Known distributors, the latest news from VirusTotal
From VirusTotal they indicate that security teams receive a large number of alerts. Being able to classify all these alerts, knowing where they come from, what type of file it really is or what its distributor is, is going to take a lot of time. This causes that on many occasions, due to this “alert fatigue”, analysts are not able to manage all the alerts and many of them ignore them.
This can logically be a major problem, as it is possible that a Security alert important is not detected as such. It is not the same to receive 10 alerts per day and have to analyze them, than to receive 1,000, to put two figures as an example. In the latter case, managing and investigating these alerts is not always possible and many are ignored.
That is the reason why since VirusTotal They have released this new feature. This is a new attribute that will inform those who use this service to detect malicious files. What it does is determine which company or product a specific file belongs to.
Now, beyond showing the attributes that they already indicated when analyzing a hash, this VirusTotal service will indicate the origin of that file. This is what the well-known dealer feature does. For example, you can tell us that a certain file comes from Microsoft. It is especially useful for detecting false positives. It is one of the options to analyze files online.
Origin of VirusTotal data
The developers of this new feature indicate that they obtain the data from different sources. Among them is HashDB, which is an internal service that is responsible for extracting image files from the base operating system and updates from the system itself.

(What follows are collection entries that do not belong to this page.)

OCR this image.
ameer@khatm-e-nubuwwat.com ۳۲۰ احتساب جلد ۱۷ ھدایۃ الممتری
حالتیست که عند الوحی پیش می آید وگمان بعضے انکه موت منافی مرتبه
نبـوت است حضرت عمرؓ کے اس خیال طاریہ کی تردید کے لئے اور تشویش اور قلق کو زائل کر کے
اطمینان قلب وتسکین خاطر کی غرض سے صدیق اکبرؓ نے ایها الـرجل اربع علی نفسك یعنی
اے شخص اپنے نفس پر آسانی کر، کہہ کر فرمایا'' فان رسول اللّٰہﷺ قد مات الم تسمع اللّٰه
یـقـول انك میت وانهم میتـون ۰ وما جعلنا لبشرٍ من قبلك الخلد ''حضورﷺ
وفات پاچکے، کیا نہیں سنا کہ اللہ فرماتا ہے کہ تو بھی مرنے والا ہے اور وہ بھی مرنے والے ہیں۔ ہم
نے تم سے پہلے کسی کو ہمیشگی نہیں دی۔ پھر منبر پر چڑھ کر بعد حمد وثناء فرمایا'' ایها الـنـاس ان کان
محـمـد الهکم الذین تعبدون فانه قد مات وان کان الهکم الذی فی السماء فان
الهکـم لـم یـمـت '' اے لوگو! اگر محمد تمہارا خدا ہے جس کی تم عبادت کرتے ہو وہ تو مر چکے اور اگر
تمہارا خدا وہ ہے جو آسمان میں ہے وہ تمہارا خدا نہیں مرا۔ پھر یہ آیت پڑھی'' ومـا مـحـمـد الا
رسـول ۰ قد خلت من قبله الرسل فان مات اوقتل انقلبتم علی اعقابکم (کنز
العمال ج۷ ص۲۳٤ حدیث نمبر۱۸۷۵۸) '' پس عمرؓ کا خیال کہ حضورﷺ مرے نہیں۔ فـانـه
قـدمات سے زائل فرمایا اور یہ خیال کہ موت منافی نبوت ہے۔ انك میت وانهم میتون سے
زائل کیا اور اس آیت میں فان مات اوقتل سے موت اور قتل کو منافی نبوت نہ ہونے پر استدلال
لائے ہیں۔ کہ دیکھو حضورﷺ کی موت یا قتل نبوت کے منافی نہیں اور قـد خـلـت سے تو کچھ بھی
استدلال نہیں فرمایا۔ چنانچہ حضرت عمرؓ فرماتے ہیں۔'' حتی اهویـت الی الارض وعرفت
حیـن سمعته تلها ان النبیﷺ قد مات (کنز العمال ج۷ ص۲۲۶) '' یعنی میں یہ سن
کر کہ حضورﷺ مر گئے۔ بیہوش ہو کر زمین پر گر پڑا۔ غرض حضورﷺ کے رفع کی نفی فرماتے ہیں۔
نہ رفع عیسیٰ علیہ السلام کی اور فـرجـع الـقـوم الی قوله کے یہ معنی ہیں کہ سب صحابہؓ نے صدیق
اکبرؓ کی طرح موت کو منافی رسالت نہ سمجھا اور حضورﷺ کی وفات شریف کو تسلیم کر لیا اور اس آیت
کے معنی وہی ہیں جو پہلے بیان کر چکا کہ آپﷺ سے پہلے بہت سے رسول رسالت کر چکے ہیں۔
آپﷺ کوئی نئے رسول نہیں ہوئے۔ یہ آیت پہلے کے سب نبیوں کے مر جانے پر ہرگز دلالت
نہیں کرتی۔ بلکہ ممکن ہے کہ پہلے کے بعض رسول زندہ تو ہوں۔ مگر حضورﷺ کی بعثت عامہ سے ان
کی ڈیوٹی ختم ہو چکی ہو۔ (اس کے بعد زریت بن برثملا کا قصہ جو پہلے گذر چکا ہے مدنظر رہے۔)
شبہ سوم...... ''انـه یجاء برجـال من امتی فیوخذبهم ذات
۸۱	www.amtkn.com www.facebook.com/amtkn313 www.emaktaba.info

It also uses NSRL, which we can translate into Spanish as the National Software Reference Library. It is an American project that is responsible for collecting software from various sources and thus incorporating file profiles calculated from that software into a data set.
Also, use VT Monitor, which is a VirusTotal service that periodically analyzes files from software publishers. This basically serves to prevent false positives.
In short, this new function will serve especially to avoid false positives and facilitate the task of analyzing files and knowing their origin. It is always important to have good antivirus and services of this type with which to be able to scan for threats and protect computers. We can see all the information related to the characteristic of known distributors on the official website of VirusTotal.